Adi Burjorji Godrej (born 3 April 1942) is an Indian Parsi billionaire businessman and head of the Godrej family, chairman of the Godrej Group. As of November 2025, he has an estimated net worth of US$4 billion.

==Early life==
Godrej completed his schooling at St. Xavier's High School and then St. Xavier's College, Mumbai for two years. He earned an undergraduate degree from HL College and an MBA from the MIT Sloan School of Management, where he was a member of the Pi Lambda Phi fraternity and a member of Tau Beta Pi.

==Career==
After his return to India, he joined the family business. He modernized the management structure, implemented process improvements and improved the company during the License Raj. He heads the group alongside his brother, managing director of Godrej Industries and chairman of Godrej Agrovet, Nadir Godrej, and his cousin, Godrej & Boyce managing director and chairman, Jamshyd Godrej.

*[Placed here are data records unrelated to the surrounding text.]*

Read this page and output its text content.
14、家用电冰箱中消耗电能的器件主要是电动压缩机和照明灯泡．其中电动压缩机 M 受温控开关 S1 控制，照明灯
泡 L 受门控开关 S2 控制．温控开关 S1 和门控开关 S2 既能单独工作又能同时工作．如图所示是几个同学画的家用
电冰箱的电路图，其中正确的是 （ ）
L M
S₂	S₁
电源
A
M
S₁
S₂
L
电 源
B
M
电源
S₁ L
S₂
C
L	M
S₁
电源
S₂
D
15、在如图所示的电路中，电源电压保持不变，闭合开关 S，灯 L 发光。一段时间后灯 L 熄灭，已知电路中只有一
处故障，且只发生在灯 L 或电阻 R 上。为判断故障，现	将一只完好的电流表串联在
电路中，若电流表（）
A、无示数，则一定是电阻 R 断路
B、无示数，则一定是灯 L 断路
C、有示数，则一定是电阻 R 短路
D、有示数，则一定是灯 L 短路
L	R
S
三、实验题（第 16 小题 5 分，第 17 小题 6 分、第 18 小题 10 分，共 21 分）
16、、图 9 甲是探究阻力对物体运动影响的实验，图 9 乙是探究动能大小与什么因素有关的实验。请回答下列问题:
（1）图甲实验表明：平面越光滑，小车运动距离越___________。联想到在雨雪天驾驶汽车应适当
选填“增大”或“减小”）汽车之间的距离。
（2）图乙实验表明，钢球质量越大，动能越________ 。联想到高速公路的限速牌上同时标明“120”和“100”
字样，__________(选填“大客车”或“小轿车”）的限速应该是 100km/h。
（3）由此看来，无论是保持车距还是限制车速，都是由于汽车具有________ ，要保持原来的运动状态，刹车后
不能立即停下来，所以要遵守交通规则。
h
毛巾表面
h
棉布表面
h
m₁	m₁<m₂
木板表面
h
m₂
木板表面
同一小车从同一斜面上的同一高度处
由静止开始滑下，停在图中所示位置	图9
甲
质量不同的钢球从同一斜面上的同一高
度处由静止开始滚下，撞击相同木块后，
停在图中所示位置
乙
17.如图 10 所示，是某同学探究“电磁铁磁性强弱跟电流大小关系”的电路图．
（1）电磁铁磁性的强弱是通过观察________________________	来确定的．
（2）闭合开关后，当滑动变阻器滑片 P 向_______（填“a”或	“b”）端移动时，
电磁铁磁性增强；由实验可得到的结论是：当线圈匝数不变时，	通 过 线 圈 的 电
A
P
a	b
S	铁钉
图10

In 2021, he announced plans to step down as chairman of Godrej Industries, the holding company of the Godrej Group. He would continue as chairman of the Godrej Group and chairman emeritus of GIL.

=== Beyond Godrej ===
He was chairman of the Indian School of Business from April 2011 to April 2018 and was president of the Confederation of Indian Industry (CII) for the year 2012–13. He has been a member of the dean's advisory council of the MIT Sloan School of Management, and chairman of the board of governors of the Narsee Monjee Institute of Management Studies.

Twenty-five per cent of the shares of the Godrej holding company are held in trusts that include the Pirojsha Godrej Foundation, the Soonabai Pirojsha Godrej Foundation, and the Godrej Memorial Trust. Through these trusts, the Group supports healthcare, education, and environmental sustainability initiatives such as The Mangroves, Teach for India, WWF, and the Godrej Memorial Hospital.

==Personal life==
He was married to socialite and philanthropist Parmeshwar Godrej until her death in October 2016 and has three children. They live in Malabar Hill, South Mumbai.

In April 2026, it was announced that Nadir Godrej would retire as chairman of Godrej Industries in August 2026, and be succeeded by Adi Godrej's son Pirojsha Godrej.